Some builders are ahead of the curve. Schell Brothers’ software, Heartbeat, runs their entire operation—and now it’s feeding data from RIoT into that same pipeline.
Others, like LIVV Homes in Las Vegas, are experimenting with digital twins—virtual replicas of homes that simulate living conditions.
And then there’s insurance.
McCarthy believes insurers could eventually offer discounts to homeowners who actively monitor and maintain their systems.
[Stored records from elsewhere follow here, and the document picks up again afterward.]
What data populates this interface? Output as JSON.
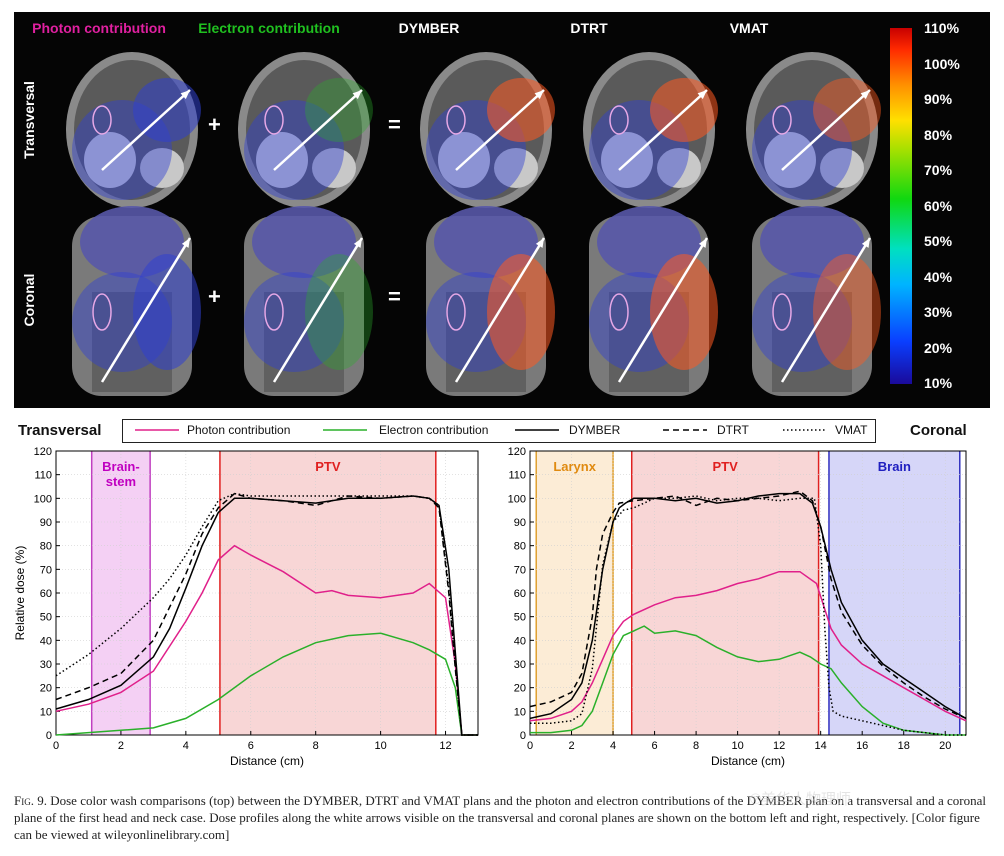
{
  "top_panel": {
    "columns": [
      {
        "title": "Photon contribution",
        "color": "#e020a0"
      },
      {
        "title": "Electron contribution",
        "color": "#20c020"
      },
      {
        "title": "DYMBER",
        "color": "#ffffff"
      },
      {
        "title": "DTRT",
        "color": "#ffffff"
      },
      {
        "title": "VMAT",
        "color": "#ffffff"
      }
    ],
    "rows": [
      "Transversal",
      "Coronal"
    ],
    "operators": [
      "+",
      "=",
      "+",
      "="
    ],
    "colorbar_ticks": [
      "110%",
      "100%",
      "90%",
      "80%",
      "70%",
      "60%",
      "50%",
      "40%",
      "30%",
      "20%",
      "10%"
    ]
  },
  "legend": {
    "left_title": "Transversal",
    "right_title": "Coronal",
    "items": [
      {
        "label": "Photon contribution",
        "color": "#e0208a",
        "dash": "solid"
      },
      {
        "label": "Electron contribution",
        "color": "#2ab02a",
        "dash": "solid"
      },
      {
        "label": "DYMBER",
        "color": "#000000",
        "dash": "solid"
      },
      {
        "label": "DTRT",
        "color": "#000000",
        "dash": "dashed"
      },
      {
        "label": "VMAT",
        "color": "#000000",
        "dash": "dotted"
      }
    ]
  },
  "chart_data": [
    {
      "type": "line",
      "xlabel": "Distance (cm)",
      "ylabel": "Relative dose (%)",
      "xlim": [
        0,
        13
      ],
      "ylim": [
        0,
        120
      ],
      "xticks": [
        0,
        2,
        4,
        6,
        8,
        10,
        12
      ],
      "yticks": [
        0,
        10,
        20,
        30,
        40,
        50,
        60,
        70,
        80,
        90,
        100,
        110,
        120
      ],
      "regions": [
        {
          "label": "Brain-\nstem",
          "x0": 1.1,
          "x1": 2.9,
          "fill": "#f0c0f0",
          "edge": "#c040c0",
          "text_color": "#c000c0"
        },
        {
          "label": "PTV",
          "x0": 5.05,
          "x1": 11.7,
          "fill": "#f6c8c8",
          "edge": "#e02020",
          "text_color": "#e02020"
        }
      ],
      "series": [
        {
          "name": "Photon contribution",
          "x": [
            0,
            1,
            2,
            3,
            4,
            4.5,
            5,
            5.5,
            6,
            7,
            8,
            8.5,
            9,
            10,
            11,
            11.5,
            12,
            12.3,
            12.5,
            13
          ],
          "y": [
            10,
            13,
            18,
            27,
            48,
            60,
            74,
            80,
            76,
            69,
            60,
            61,
            59,
            58,
            60,
            64,
            58,
            30,
            0,
            0
          ]
        },
        {
          "name": "Electron contribution",
          "x": [
            0,
            1,
            2,
            3,
            4,
            5,
            6,
            7,
            8,
            9,
            10,
            11,
            11.5,
            12,
            12.3,
            12.5,
            13
          ],
          "y": [
            0,
            1,
            2,
            3,
            7,
            15,
            25,
            33,
            39,
            42,
            43,
            39,
            36,
            32,
            20,
            0,
            0
          ]
        },
        {
          "name": "DYMBER",
          "x": [
            0,
            1,
            2,
            3,
            3.5,
            4,
            4.5,
            5,
            5.5,
            6,
            7,
            8,
            9,
            10,
            11,
            11.5,
            11.8,
            12.1,
            12.3,
            12.5,
            13
          ],
          "y": [
            11,
            15,
            21,
            33,
            45,
            62,
            80,
            94,
            100,
            100,
            99,
            98,
            100,
            100,
            101,
            100,
            97,
            70,
            35,
            0,
            0
          ]
        },
        {
          "name": "DTRT",
          "x": [
            0,
            1,
            2,
            3,
            3.5,
            4,
            4.5,
            5,
            5.5,
            6,
            7,
            8,
            9,
            10,
            11,
            11.5,
            11.8,
            12.1,
            12.3,
            12.5,
            13
          ],
          "y": [
            15,
            20,
            26,
            40,
            54,
            68,
            85,
            96,
            102,
            100,
            99,
            97,
            101,
            100,
            101,
            100,
            96,
            60,
            28,
            0,
            0
          ]
        },
        {
          "name": "VMAT",
          "x": [
            0,
            1,
            2,
            3,
            3.5,
            4,
            4.5,
            5,
            5.5,
            6,
            7,
            8,
            9,
            10,
            11,
            11.5,
            11.8,
            12.1,
            12.3,
            12.5,
            13
          ],
          "y": [
            25,
            34,
            45,
            58,
            66,
            76,
            88,
            99,
            102,
            101,
            101,
            101,
            101,
            101,
            101,
            100,
            97,
            62,
            30,
            0,
            0
          ]
        }
      ]
    },
    {
      "type": "line",
      "xlabel": "Distance (cm)",
      "ylabel": "",
      "xlim": [
        0,
        21
      ],
      "ylim": [
        0,
        120
      ],
      "xticks": [
        0,
        2,
        4,
        6,
        8,
        10,
        12,
        14,
        16,
        18,
        20
      ],
      "yticks": [
        0,
        10,
        20,
        30,
        40,
        50,
        60,
        70,
        80,
        90,
        100,
        110,
        120
      ],
      "regions": [
        {
          "label": "Larynx",
          "x0": 0.3,
          "x1": 4.0,
          "fill": "#fbe6c8",
          "edge": "#e0a030",
          "text_color": "#e08a10"
        },
        {
          "label": "PTV",
          "x0": 4.9,
          "x1": 13.9,
          "fill": "#f6c8c8",
          "edge": "#e02020",
          "text_color": "#e02020"
        },
        {
          "label": "Brain",
          "x0": 14.4,
          "x1": 20.7,
          "fill": "#c8c8f6",
          "edge": "#3030c0",
          "text_color": "#2020c0"
        }
      ],
      "series": [
        {
          "name": "Photon contribution",
          "x": [
            0,
            1,
            2,
            2.5,
            3,
            3.5,
            4,
            4.5,
            5,
            6,
            7,
            8,
            9,
            10,
            11,
            12,
            13,
            13.8,
            14.5,
            15,
            16,
            17,
            18,
            19,
            20,
            21
          ],
          "y": [
            6,
            7,
            10,
            14,
            22,
            32,
            42,
            48,
            51,
            55,
            58,
            59,
            61,
            64,
            66,
            69,
            69,
            64,
            45,
            38,
            30,
            25,
            20,
            15,
            10,
            6
          ]
        },
        {
          "name": "Electron contribution",
          "x": [
            0,
            1,
            2,
            2.5,
            3,
            3.5,
            4,
            4.5,
            5,
            5.5,
            6,
            7,
            8,
            9,
            10,
            11,
            12,
            13,
            13.5,
            14,
            14.5,
            15,
            16,
            17,
            18,
            19,
            20,
            21
          ],
          "y": [
            1,
            1,
            2,
            4,
            10,
            22,
            34,
            42,
            44,
            46,
            43,
            44,
            42,
            37,
            33,
            31,
            32,
            35,
            33,
            30,
            28,
            22,
            12,
            5,
            2,
            1,
            0,
            0
          ]
        },
        {
          "name": "DYMBER",
          "x": [
            0,
            1,
            2,
            2.5,
            3,
            3.5,
            4,
            4.3,
            4.6,
            5,
            6,
            7,
            8,
            9,
            10,
            11,
            12,
            13,
            13.6,
            14,
            14.5,
            15,
            16,
            17,
            18,
            19,
            20,
            21
          ],
          "y": [
            7,
            9,
            15,
            22,
            40,
            70,
            90,
            96,
            98,
            100,
            100,
            99,
            100,
            98,
            99,
            101,
            102,
            102,
            98,
            88,
            70,
            56,
            40,
            30,
            24,
            18,
            12,
            7
          ]
        },
        {
          "name": "DTRT",
          "x": [
            0,
            1,
            2,
            2.5,
            3,
            3.2,
            3.5,
            4,
            4.3,
            5,
            6,
            7,
            8,
            9,
            10,
            11,
            12,
            13,
            13.6,
            14,
            14.5,
            15,
            16,
            17,
            18,
            19,
            20,
            21
          ],
          "y": [
            12,
            14,
            18,
            26,
            50,
            70,
            85,
            94,
            98,
            99,
            100,
            101,
            97,
            100,
            99,
            100,
            101,
            103,
            99,
            88,
            66,
            52,
            38,
            29,
            22,
            16,
            11,
            7
          ]
        },
        {
          "name": "VMAT",
          "x": [
            0,
            1,
            2,
            2.5,
            3,
            3.5,
            4,
            4.5,
            5,
            6,
            7,
            8,
            9,
            10,
            11,
            12,
            13,
            13.7,
            14,
            14.2,
            14.4,
            14.6,
            15,
            16,
            17,
            18,
            19,
            20,
            21
          ],
          "y": [
            5,
            5,
            6,
            9,
            28,
            72,
            90,
            95,
            96,
            100,
            100,
            101,
            99,
            100,
            100,
            99,
            100,
            100,
            80,
            45,
            20,
            10,
            8,
            6,
            4,
            2,
            1,
            0,
            0
          ]
        }
      ]
    }
  ],
  "caption": {
    "fig_label": "Fig. 9.",
    "text": "Dose color wash comparisons (top) between the DYMBER, DTRT and VMAT plans and the photon and electron contributions of the DYMBER plan on a transversal and a coronal plane of the first head and neck case. Dose profiles along the white arrows visible on the transversal and coronal planes are shown on the bottom left and right, respectively. [Color figure can be viewed at wileyonlinelibrary.com]"
  },
  "watermark": "℗美华人物理师"
}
Less risk, fewer claims, better outcomes.
That’s a win across the board.
The Real Revolution: Appliances That Talk to Each Other
This isn’t just about dashboards and alerts.
McCarthy sees a future where your dryer talks to your power meter, your HVAC checks with your solar battery, and your thermostat stops heating an empty house just because it’s 6 p.m.
That’s huge. Especially as time-of-use billing spreads.
Peak-hour power rates can spike up to 700% between 4–7 p.m.
If homes can shift activity away from those windows—even slightly—that’s a massive savings opportunity. Not just for households, but for the grid itself.
McCarthy puts it simply: “There’s enough electricity in the world. Just not always in the right place at the right time.”
In the near future, your home might be smart enough to know when to chill—and when to chill out.